In the relative calm of Lou the Greek’s, Hardy and Glitsky sat in a darkened back booth about a half hour before the lunch crowd would arrive in earnest. Hardy was dipping pita bread into the Lou’s version of
tsatsiki
, which incorporated soy sauce and hot chili oil into the standard yogurt, garlic and cucumber mix, and somehow the resulting glop managed to work.

“I blame you,” Hardy said. “If you hadn’t whined so much about having to testify…”

“I wasn’t whining.”

Hardy put on a voice. “If I testify against a cop, the other uniforms won’t like me anymore.” He popped some bread. “So if I wanted to save you all the embarrassment and worse, I figured I had to come up with something.”

“All right, but how did you get it?”

“The car.”

“The car?”

He nodded. “I always said that was the key. Now if you’d only have found it earlier…but I guess better late than never, huh? I’m sure you did the best you could.”

Glitsky wasn’t going to rise to the bait. “What about the car, though?”

“It was towed from in front of Missy’s apartment.”

“Yes it was. So?”

“So she drove it there.”

“Right. And?”

“And if she died in the Steiner Street house, it would have still been somewhere near Alamo Square, where she had parked it, where the Willises had seen her get into it.”

“No. They said it was Catherine.”

“That’s what they said, but they were wrong. It was Missy all right. At least I assumed it had to be. It couldn’t have been anybody else, really. But I wasn’t completely sure until I talked to Yamashiru, then found Dr. Lee and went by his place last night and showed him the picture. Actually, I had some more family snapshots of Missy, too, and Yamashiru didn’t recognize any of them. I just wanted to pin Yamashiru down before Cuneo got him to ‘remember’ seeing Missy around the office.”

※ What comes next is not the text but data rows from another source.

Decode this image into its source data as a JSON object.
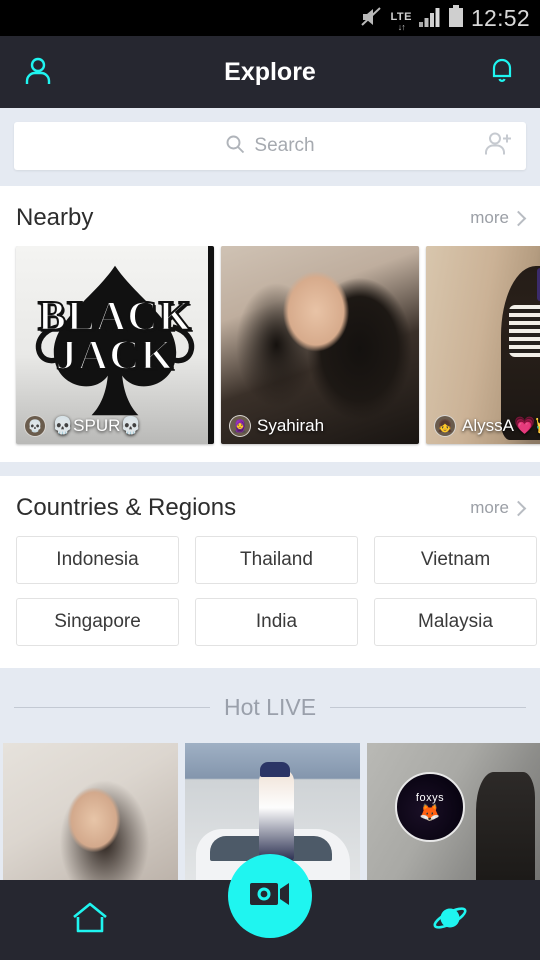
{
  "statusbar": {
    "time": "12:52",
    "network_label": "LTE",
    "network_arrows": "↓↑",
    "icons": [
      "mute-icon",
      "lte-icon",
      "signal-icon",
      "battery-icon"
    ]
  },
  "appbar": {
    "title": "Explore",
    "left_icon": "profile-icon",
    "right_icon": "bell-icon"
  },
  "search": {
    "placeholder": "Search",
    "value": "",
    "search_icon": "search-icon",
    "add_friend_icon": "add-person-icon"
  },
  "nearby": {
    "title": "Nearby",
    "more_label": "more",
    "cards": [
      {
        "name": "💀SPUR💀",
        "art_line1": "BLACK",
        "art_line2": "JACK",
        "avatar_glyph": "💀"
      },
      {
        "name": "Syahirah",
        "avatar_glyph": "🧕"
      },
      {
        "name": "AlyssA💗👑",
        "avatar_glyph": "👧"
      }
    ]
  },
  "countries": {
    "title": "Countries & Regions",
    "more_label": "more",
    "rows": [
      [
        "Indonesia",
        "Thailand",
        "Vietnam"
      ],
      [
        "Singapore",
        "India",
        "Malaysia"
      ]
    ]
  },
  "hot_live": {
    "title": "Hot LIVE",
    "cards": [
      {
        "badge": ""
      },
      {
        "badge": ""
      },
      {
        "badge": "foxys",
        "badge_glyph": "🦊"
      }
    ]
  },
  "bottomnav": {
    "home_icon": "home-icon",
    "fab_icon": "video-camera-icon",
    "discover_icon": "planet-icon"
  },
  "colors": {
    "accent": "#1ff5f0",
    "appbar_bg": "#262730",
    "page_bg": "#e5eaf2",
    "card_bg": "#ffffff",
    "muted_text": "#9aa0ab"
  }
}
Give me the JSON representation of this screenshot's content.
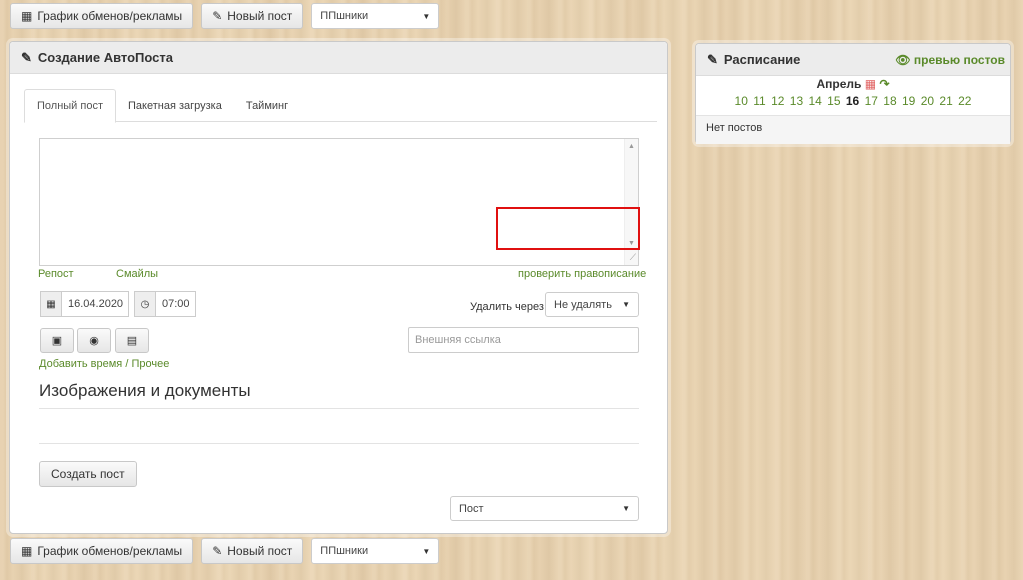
{
  "toolbar": {
    "schedule_button": "График обменов/рекламы",
    "new_post_button": "Новый пост",
    "group_select": "ППшники"
  },
  "editor": {
    "title": "Создание АвтоПоста",
    "tabs": [
      "Полный пост",
      "Пакетная загрузка",
      "Тайминг"
    ],
    "textarea_value": "",
    "repost_link": "Репост",
    "smiles_link": "Смайлы",
    "spellcheck_link": "проверить правописание",
    "date": "16.04.2020",
    "time": "07:00",
    "delete_label": "Удалить через:",
    "delete_select": "Не удалять",
    "external_link_placeholder": "Внешняя ссылка",
    "add_time_link": "Добавить время",
    "separator": " / ",
    "other_link": "Прочее",
    "images_heading": "Изображения и документы",
    "create_button": "Создать пост",
    "type_select": "Пост"
  },
  "schedule": {
    "title": "Расписание",
    "preview_link": "превью постов",
    "month": "Апрель",
    "days": [
      "10",
      "11",
      "12",
      "13",
      "14",
      "15",
      "16",
      "17",
      "18",
      "19",
      "20",
      "21",
      "22"
    ],
    "current_day": "16",
    "empty_text": "Нет постов"
  },
  "icons": {
    "calendar": "calendar-icon",
    "pencil": "pencil-icon",
    "clock": "clock-icon",
    "image": "image-icon",
    "globe": "globe-icon",
    "film": "film-icon",
    "eye": "eye-icon",
    "share": "share-arrow-icon"
  },
  "colors": {
    "link_green": "#5a8a2a",
    "highlight_red": "#e01010"
  }
}
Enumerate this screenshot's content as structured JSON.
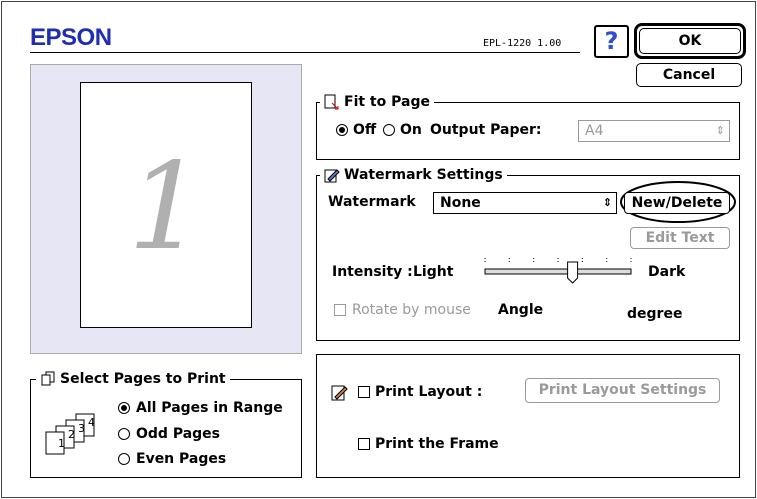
{
  "header": {
    "brand": "EPSON",
    "model": "EPL-1220  1.00",
    "help": "?"
  },
  "buttons": {
    "ok": "OK",
    "cancel": "Cancel"
  },
  "preview": {
    "page_number": "1"
  },
  "fit_to_page": {
    "title": "Fit to Page",
    "off_label": "Off",
    "on_label": "On",
    "selected": "Off",
    "output_paper_label": "Output Paper:",
    "output_paper_value": "A4"
  },
  "watermark": {
    "title": "Watermark Settings",
    "watermark_label": "Watermark",
    "watermark_value": "None",
    "new_delete": "New/Delete",
    "edit_text": "Edit Text",
    "intensity_label": "Intensity :",
    "light": "Light",
    "dark": "Dark",
    "intensity_level": 0.6,
    "rotate_label": "Rotate by mouse",
    "angle_label": "Angle",
    "degree_label": "degree"
  },
  "select_pages": {
    "title": "Select Pages to Print",
    "options": [
      "All Pages in Range",
      "Odd Pages",
      "Even Pages"
    ],
    "selected": "All Pages in Range"
  },
  "layout": {
    "print_layout_label": "Print Layout :",
    "print_layout_settings": "Print Layout Settings",
    "print_frame_label": "Print the Frame"
  },
  "colors": {
    "brand": "#1e2db4",
    "preview_bg": "#e6e6f5",
    "disabled": "#9a9a9a"
  }
}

“And if she wasn’t the one in the fire,” Glitsky said, “she
couldn’t have been the one he identified from the dental records.”

“Exactly right.”

“So she did it. Missy.”

“That’s the money bet,” Hardy said. “Then she split with the money.”

“You have any idea why?”

“I thought I’d leave something for you to figure out. That’s police work. As you are no doubt aware, I deal only in the realm of exalted and abstract thought.”

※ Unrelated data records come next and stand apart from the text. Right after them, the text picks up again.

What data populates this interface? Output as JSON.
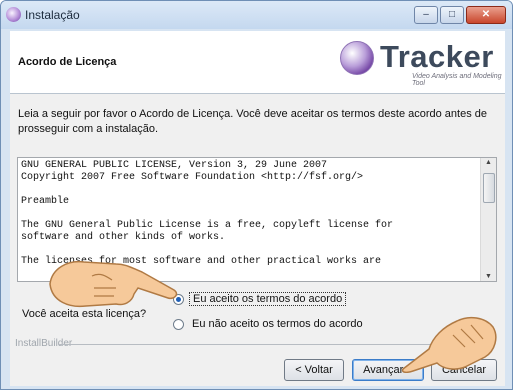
{
  "window": {
    "title": "Instalação"
  },
  "header": {
    "section_title": "Acordo de Licença",
    "logo_text": "Tracker",
    "logo_subtitle": "Video Analysis and Modeling Tool"
  },
  "intro_text": "Leia a seguir por favor o Acordo de Licença. Você deve aceitar os termos deste acordo antes de prosseguir com a instalação.",
  "license": {
    "lines": [
      "GNU GENERAL PUBLIC LICENSE, Version 3, 29 June 2007",
      "Copyright 2007 Free Software Foundation <http://fsf.org/>",
      "",
      "Preamble",
      "",
      "The GNU General Public License is a free, copyleft license for",
      "software and other kinds of works.",
      "",
      "The licenses for most software and other practical works are"
    ]
  },
  "agreement": {
    "question": "Você aceita esta licença?",
    "options": [
      {
        "label": "Eu aceito os termos do acordo",
        "selected": true
      },
      {
        "label": "Eu não aceito os termos do acordo",
        "selected": false
      }
    ]
  },
  "footer": {
    "group_label": "InstallBuilder"
  },
  "buttons": {
    "back": "< Voltar",
    "next": "Avançar >",
    "cancel": "Cancelar"
  },
  "colors": {
    "accent": "#3b7cc9",
    "titlebar": "#c4d8ef",
    "hand": "#f6c99a"
  }
}
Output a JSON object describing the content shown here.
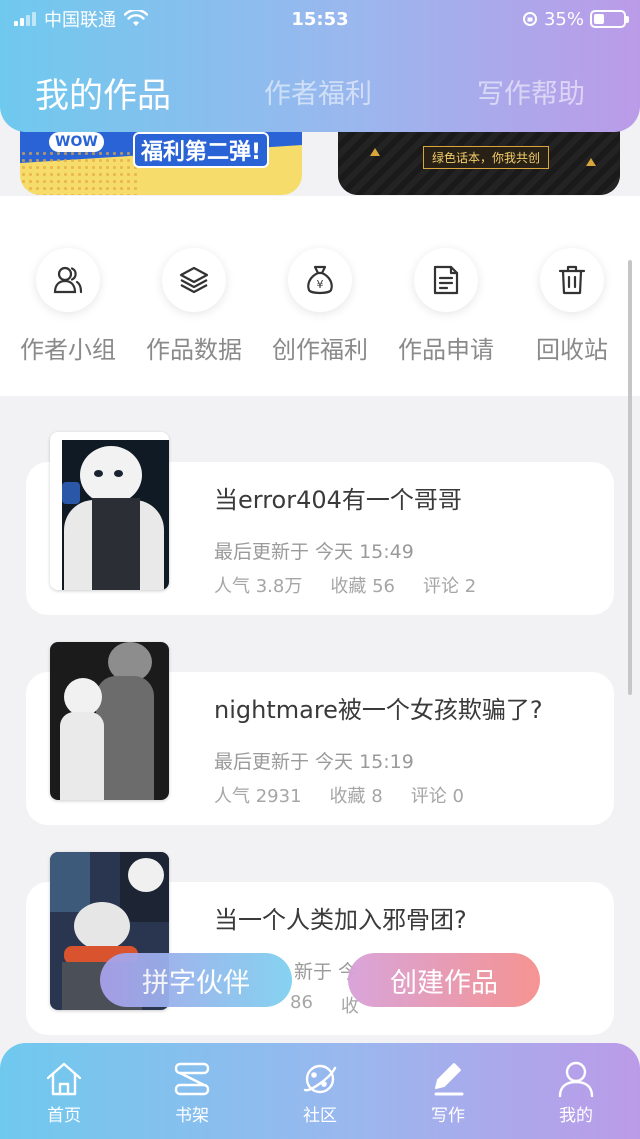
{
  "status_bar": {
    "carrier": "中国联通",
    "time": "15:53",
    "battery": "35%",
    "battery_level": 0.35
  },
  "header": {
    "tabs": [
      {
        "label": "我的作品",
        "active": true
      },
      {
        "label": "作者福利",
        "active": false
      },
      {
        "label": "写作帮助",
        "active": false
      }
    ]
  },
  "banners": {
    "left": {
      "badge": "WOW",
      "text": "福利第二弹!"
    },
    "right": {
      "text": "绿色话本，你我共创"
    }
  },
  "quick_actions": [
    {
      "label": "作者小组",
      "icon": "users-icon"
    },
    {
      "label": "作品数据",
      "icon": "layers-icon"
    },
    {
      "label": "创作福利",
      "icon": "money-bag-icon"
    },
    {
      "label": "作品申请",
      "icon": "document-icon"
    },
    {
      "label": "回收站",
      "icon": "trash-icon"
    }
  ],
  "works": [
    {
      "title": "当error404有一个哥哥",
      "updated": "最后更新于 今天 15:49",
      "popularity": "人气 3.8万",
      "favorites": "收藏 56",
      "comments": "评论 2"
    },
    {
      "title": "nightmare被一个女孩欺骗了?",
      "updated": "最后更新于 今天 15:19",
      "popularity": "人气 2931",
      "favorites": "收藏 8",
      "comments": "评论 0"
    },
    {
      "title": "当一个人类加入邪骨团?",
      "updated": "新于 今",
      "popularity": "86",
      "favorites": "收",
      "comments": ""
    }
  ],
  "floating_buttons": {
    "partner": "拼字伙伴",
    "create": "创建作品"
  },
  "bottom_nav": [
    {
      "label": "首页",
      "icon": "home-icon"
    },
    {
      "label": "书架",
      "icon": "bookshelf-icon"
    },
    {
      "label": "社区",
      "icon": "planet-icon"
    },
    {
      "label": "写作",
      "icon": "pen-icon"
    },
    {
      "label": "我的",
      "icon": "profile-icon"
    }
  ],
  "colors": {
    "gradient_start": "#6fc9ee",
    "gradient_end": "#bb9be8",
    "accent_pink": "#f58e8c"
  }
}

Glitsky couldn’t fault him for crowing a little. He figured he’d earned the right. “So where’s it at now?” he asked. “The directed verdict?”

“Braun’s deciding. Technically, she shouldn’t grant it. The motion only goes to the people’s case, and whether that evidence alone could support a verdict. Yamashiru has only said he doesn’t really know if the photo belongs with the records in his office. Those records are in the alleged victim’s name and Dr. Lee hasn’t testified yet. But everybody knows what’s coming, and Braun’s so pissed at Rosen and Cuneo she might just pull the trigger. And whether she grants the motion or not, the jury’s got to believe the police investigation was totally inept if not completely contrived.”